До сих пор Якунин распространял не более чем привычную антикапиталистическую пропаганду и избегал конкретных ссылок на АРА. Учитывая обстоятельства, это все еще не очень хорошо говорит о его чувстве такта, но после пяти лет практики подобной демагогии это стало его второй натурой. Однако, начав, он не смог сдержаться и перевел взгляд на двух американцев, стоявших рядом с ним. Пирсон перефразировал слова своего переводчика о том, что прозвучало дальше: «Я не собираюсь, — сказал он, — характеризовать представителей американского народа, которые приехали накормить Сарапул. Глядя на них, любой может сказать, кого они представляют. Мы знаем, что их интересует не столько рельеф, сколько российские золотые прииски. Мы знаем, что они попытаются добыть все золото, какое смогут».
АРА боролась с голодом в России только потому, что этого требовали рабочие Америки, так что если кто и заслуживал благодарности, так это героический американский пролетариат. Пирсон и Дэвенпорт выслушали этот шквал русских слогов, который был встречен «взрывом аплодисментов».

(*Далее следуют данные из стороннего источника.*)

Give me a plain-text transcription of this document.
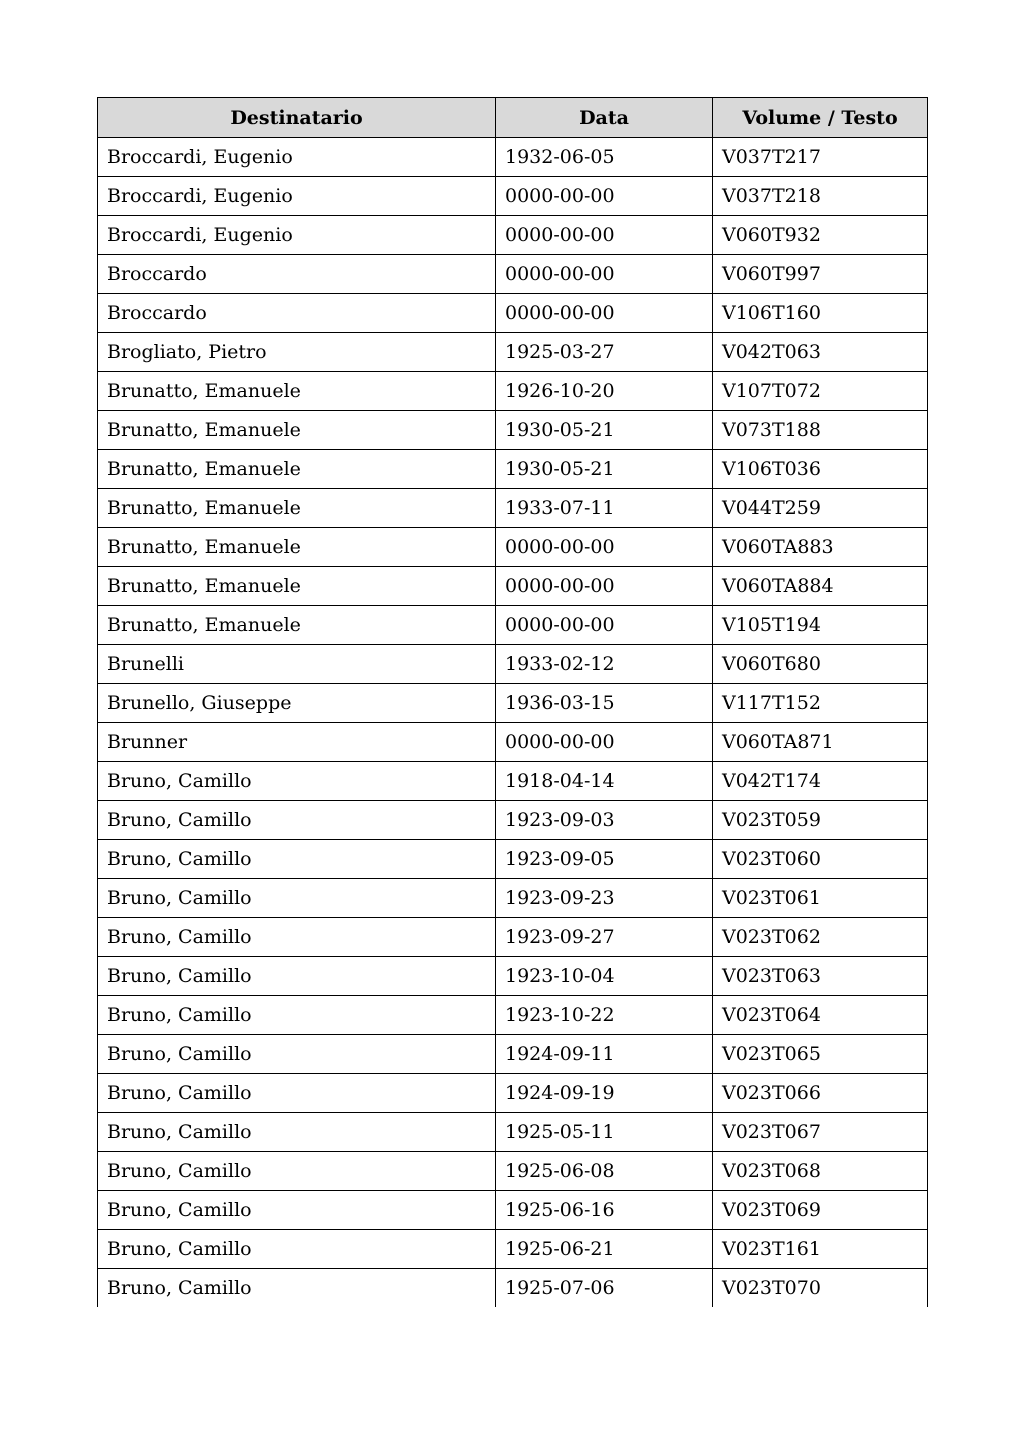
Destinatario	Data	Volume / Testo
Broccardi, Eugenio	1932-06-05	V037T217
Broccardi, Eugenio	0000-00-00	V037T218
Broccardi, Eugenio	0000-00-00	V060T932
Broccardo	0000-00-00	V060T997
Broccardo	0000-00-00	V106T160
Brogliato, Pietro	1925-03-27	V042T063
Brunatto, Emanuele	1926-10-20	V107T072
Brunatto, Emanuele	1930-05-21	V073T188
Brunatto, Emanuele	1930-05-21	V106T036
Brunatto, Emanuele	1933-07-11	V044T259
Brunatto, Emanuele	0000-00-00	V060TA883
Brunatto, Emanuele	0000-00-00	V060TA884
Brunatto, Emanuele	0000-00-00	V105T194
Brunelli	1933-02-12	V060T680
Brunello, Giuseppe	1936-03-15	V117T152
Brunner	0000-00-00	V060TA871
Bruno, Camillo	1918-04-14	V042T174
Bruno, Camillo	1923-09-03	V023T059
Bruno, Camillo	1923-09-05	V023T060
Bruno, Camillo	1923-09-23	V023T061
Bruno, Camillo	1923-09-27	V023T062
Bruno, Camillo	1923-10-04	V023T063
Bruno, Camillo	1923-10-22	V023T064
Bruno, Camillo	1924-09-11	V023T065
Bruno, Camillo	1924-09-19	V023T066
Bruno, Camillo	1925-05-11	V023T067
Bruno, Camillo	1925-06-08	V023T068
Bruno, Camillo	1925-06-16	V023T069
Bruno, Camillo	1925-06-21	V023T161
Bruno, Camillo	1925-07-06	V023T070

Когда встреча закончилась и двое американцев были проинформированы о том, что произошло, Пирсон запросил и получил от председателя Сарапульского совета «протокол» с осуждением замечаний Якунина. На этом дело могло бы и закончиться, если бы слух об этом не дошел до Казани, где Чайлдс почувствовал, что нельзя допустить, чтобы атака Якунина осталась безнаказанной. Одно дело говорить в расплывчатых марксистских обобщениях; совсем другое — подвергать сомнению мотивы АРА и отдельных членов АРА. Чайлдс выразил протест товарищу Маскатту, назвав речь Якунина «прямым оскорблением представителя Американской администрации помощи в обвинении, а не простым вменением, что главный интерес американцев в этом районе заключается в золоте, а не в помощи».
Что особенно встревожило Чайлдса, так это сообщение о том, что «диффамации нашего характера» Якунина были «щедро встречены аплодисментами». Что еще хуже, они были опубликованы в местной газете. Нет, этого нельзя было оставить в силе. Извинения, которые Пирсон получил от сарапульского совета, написал Чайлдс, были «слишком личными для такого публичного оскорбления». Он сообщил Маскату, что отправляет документацию по этому делу в Москву.

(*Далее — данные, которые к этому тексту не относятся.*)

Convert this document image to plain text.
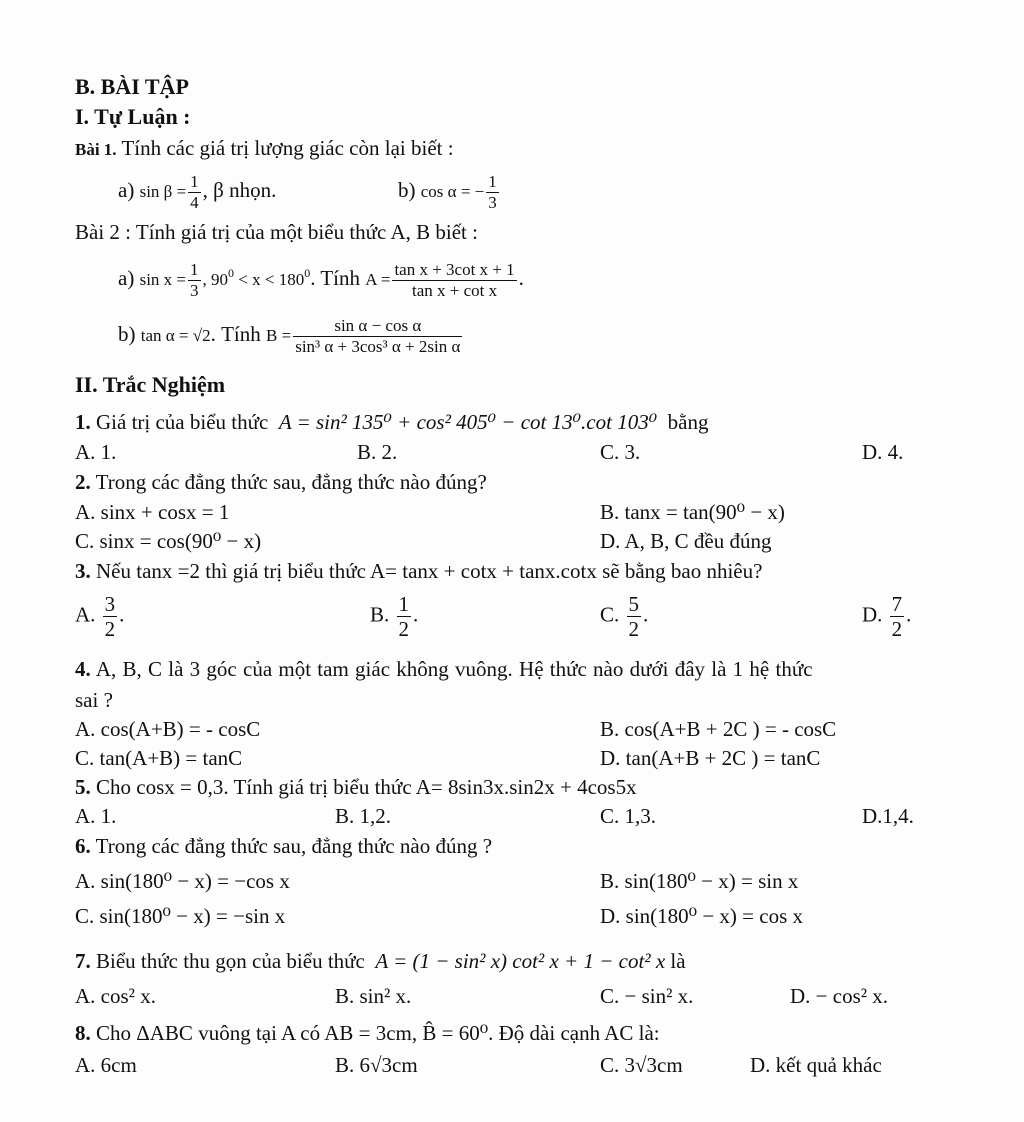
B. BÀI TẬP
I. Tự Luận :
Bài 1. Tính các giá trị lượng giác còn lại biết :
a) $\sin \beta = \frac{1}{4}$ , β nhọn.	b) cos α = − $\frac{1}{3}$
Bài 2 : Tính giá trị của một biểu thức A, B biết :
a) $\sin x = \frac{1}{3}$ , $90^0 < x < 180^0$. Tính $A = \frac{\text{tan x + 3cot x + 1}}{\text{tan x + cot x}}$ .
b) tan α = √2. Tính $B = \frac{\text{sin α − cos α}}{\text{sin³ α + 3cos³ α + 2sin α}}$
II. Trắc Nghiệm
1. Giá trị của biểu thức A = sin² 135⁰ + cos² 405⁰ − cot 13⁰.cot 103⁰ bằng
A. 1.	B. 2.	C. 3.	D. 4.
2. Trong các đẳng thức sau, đẳng thức nào đúng?
A. sinx + cosx = 1	B. tanx = tan(90⁰ − x)
C. sinx = cos(90⁰ − x)	D. A, B, C đều đúng
3. Nếu tanx =2 thì giá trị biểu thức A= tanx + cotx + tanx.cotx sẽ bằng bao nhiêu?
A. $\frac{3}{2}$ .	B. $\frac{1}{2}$ .	C. $\frac{5}{2}$ .	D. $\frac{7}{2}$ .
4. A, B, C là 3 góc của một tam giác không vuông. Hệ thức nào dưới đây là 1 hệ thức
sai ?
A. cos(A+B) = - cosC	B. cos(A+B + 2C ) = - cosC
C. tan(A+B) = tanC	D. tan(A+B + 2C ) = tanC
5. Cho cosx = 0,3. Tính giá trị biểu thức A= 8sin3x.sin2x + 4cos5x
A. 1.	B. 1,2.	C. 1,3.	D.1,4.
6. Trong các đẳng thức sau, đẳng thức nào đúng ?
A. sin(180⁰ − x) = −cos x	B. sin(180⁰ − x) = sin x
C. sin(180⁰ − x) = −sin x	D. sin(180⁰ − x) = cos x
7. Biểu thức thu gọn của biểu thức A = (1 − sin² x) cot² x + 1 − cot² x là
A. cos² x.	B. sin² x.	C. − sin² x.	D. − cos² x.
8. Cho ΔABC vuông tại A có AB = 3cm, B̂ = 60⁰. Độ dài cạnh AC là:
A. 6cm	B. 6√3cm	C. 3√3cm	D. kết quả khác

В своем ответе Чайлдсу Маскат попытался обойти проблему, утверждая, что «несколько одобрительных возгласов со стороны небольшой аудитории» вряд ли можно назвать отражением российского общественного мнения. Настоящим выразителем народа в России были местные советы, и тот факт, что председатель Сарапульского совета подписал протокол, опровергающий выступление Якунина, должен положить конец этому вопросу. Продолжая, он противоречил сам себе, выражая сожаление по поводу того, что массовый митинг состоялся в отдаленном регионе, где о прекрасной работе АРА было так мало известно. «К большому нашему сожалению, я должен добавить, что часто бывает так, что наша публика, особенно в провинциях, судит о способностях оратора больше по его диалектическим и ораторским эффектам, чем по идеям, выраженным в его речи». Если бы Чайлдс взялся расследовать этот «досадный инцидент», он обнаружил бы, что это было не что иное, как «чистое недоразумение».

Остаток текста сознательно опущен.